Porém, quem lhe havia de dizer que ali encontrava o dito Ulrich em condições se calhar piores do que a sua, ele, Segismundo, sempre tinha uns restos de cobertor oferecidos já lá iam uns anos pelas meninas que vinham numa carrinha, os ajudavam, café com leite quente e pão com margarina, a manteiga estava pelos olhos da cara, no Natal iam comer bacalhau com todos e bebiam umas canecas de tinto do Cartaxo, o que o ia fazendo mais ou menos feliz. Mas, sempre relembrando que quando a esmola é grande o pobre deve desconfiar.

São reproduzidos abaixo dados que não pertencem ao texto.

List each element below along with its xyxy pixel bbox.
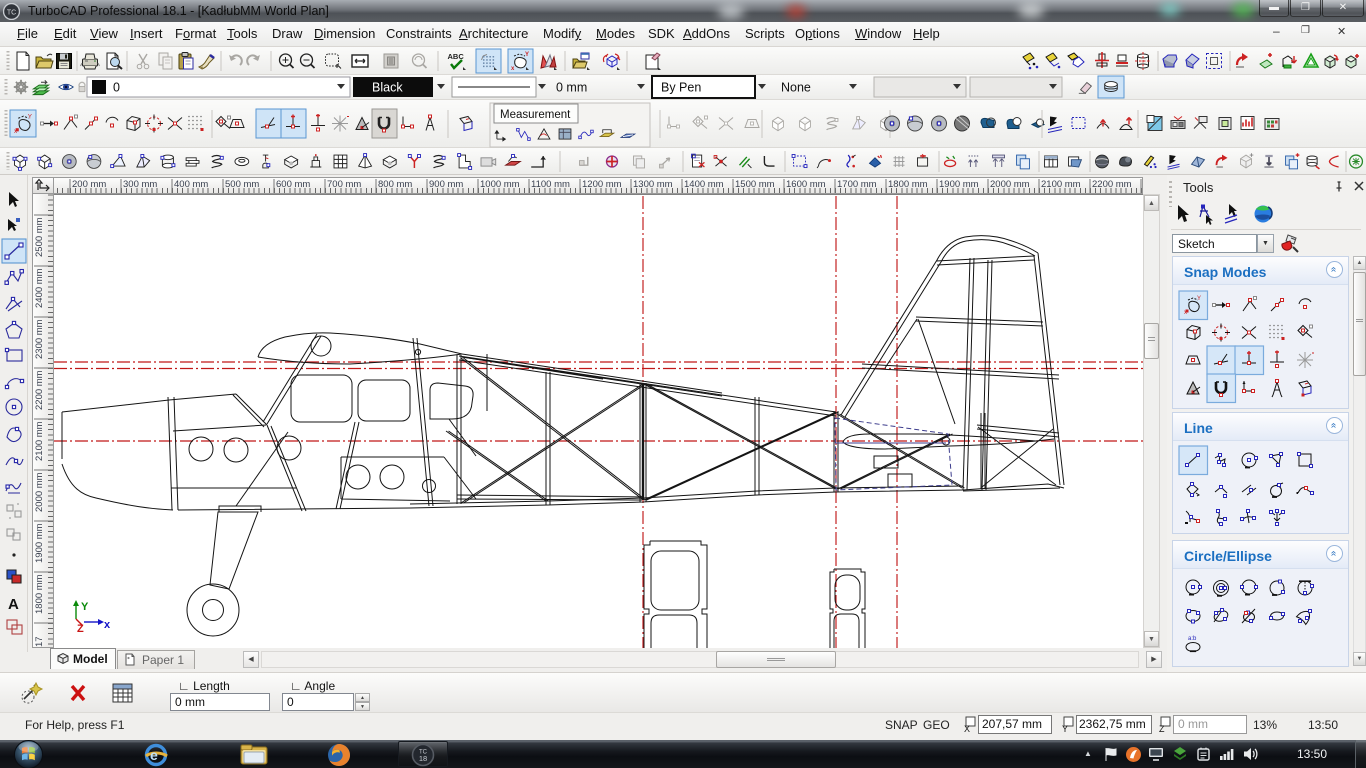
svg-text:None: None xyxy=(781,81,811,95)
svg-text:900 mm: 900 mm xyxy=(429,179,463,190)
svg-text:2400 mm: 2400 mm xyxy=(34,268,45,308)
svg-text:2300 mm: 2300 mm xyxy=(34,319,45,359)
svg-text:1600 mm: 1600 mm xyxy=(786,179,826,190)
svg-text:Z: Z xyxy=(77,623,84,635)
svg-text:1500 mm: 1500 mm xyxy=(735,179,775,190)
svg-text:2000 mm: 2000 mm xyxy=(990,179,1030,190)
svg-text:1700 mm: 1700 mm xyxy=(837,179,877,190)
svg-text:1900 mm: 1900 mm xyxy=(34,523,45,563)
svg-text:17: 17 xyxy=(34,636,45,647)
svg-text:0: 0 xyxy=(113,81,120,95)
svg-text:500 mm: 500 mm xyxy=(225,179,259,190)
svg-text:1800 mm: 1800 mm xyxy=(34,574,45,614)
svg-text:1400 mm: 1400 mm xyxy=(684,179,724,190)
svg-text:1300 mm: 1300 mm xyxy=(633,179,673,190)
svg-text:1000 mm: 1000 mm xyxy=(480,179,520,190)
svg-text:e: e xyxy=(150,747,158,763)
svg-text:600 mm: 600 mm xyxy=(276,179,310,190)
svg-text:Y: Y xyxy=(1062,724,1068,733)
svg-text:1800 mm: 1800 mm xyxy=(888,179,928,190)
svg-text:2200 mm: 2200 mm xyxy=(34,370,45,410)
svg-text:ABC: ABC xyxy=(448,52,465,61)
svg-text:18: 18 xyxy=(419,754,427,763)
svg-text:2000 mm: 2000 mm xyxy=(34,472,45,512)
svg-text:TC: TC xyxy=(7,10,16,17)
svg-text:200 mm: 200 mm xyxy=(72,179,106,190)
svg-text:1200 mm: 1200 mm xyxy=(582,179,622,190)
svg-text:Y: Y xyxy=(525,52,529,58)
svg-text:By Pen: By Pen xyxy=(661,81,701,95)
svg-text:2500 mm: 2500 mm xyxy=(34,217,45,257)
svg-text:Y: Y xyxy=(81,601,89,613)
svg-text:x: x xyxy=(104,619,111,631)
svg-text:2100 mm: 2100 mm xyxy=(34,421,45,461)
svg-text:800 mm: 800 mm xyxy=(378,179,412,190)
svg-text:2200 mm: 2200 mm xyxy=(1092,179,1132,190)
svg-text:1100 mm: 1100 mm xyxy=(531,179,570,190)
svg-text:A: A xyxy=(8,596,19,613)
svg-text:X: X xyxy=(964,724,970,733)
svg-text:400 mm: 400 mm xyxy=(174,179,208,190)
svg-text:Z: Z xyxy=(1159,724,1165,733)
svg-text:1900 mm: 1900 mm xyxy=(939,179,979,190)
svg-text:Y: Y xyxy=(1197,296,1201,302)
svg-text:Measurement: Measurement xyxy=(500,109,571,121)
svg-text:700 mm: 700 mm xyxy=(327,179,361,190)
svg-text:Black: Black xyxy=(372,81,403,95)
svg-text:300 mm: 300 mm xyxy=(123,179,157,190)
svg-text:a:b: a:b xyxy=(1188,636,1197,642)
svg-text:0 mm: 0 mm xyxy=(556,81,587,95)
svg-text:2100 mm: 2100 mm xyxy=(1041,179,1081,190)
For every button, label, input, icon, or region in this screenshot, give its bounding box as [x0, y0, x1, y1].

A verdade é que o Ulrich estava na miséria, um pouco pior, se assim se podia dizer, do que a sua, se calhar, nem o Freitas da Flor das Avenidas lhe dava as sobras dos pratos que não tinham tido grande saída. E não lhe importava muito que fosse carne de cavalo, quando era puto até havia talhos que assim diziam: carne de cavalo. E comia-se bem, claro que os tempos eram outros, o Salazar com a ajuda da Senhora de Fátima safara-nos da guerra, era um tipo porreiraço, um tanto fradesco, mas havia a carne de cavalo para quem a quisesse comprar, pois a de vaca ou de vitela, nem vê-las. E de baleia, diziam na rádio, ao almoço, ao jantar e à ceia, coma carne de baleia. Propaganda, como anos depois era o boato é crime e fere como uma lâmina. 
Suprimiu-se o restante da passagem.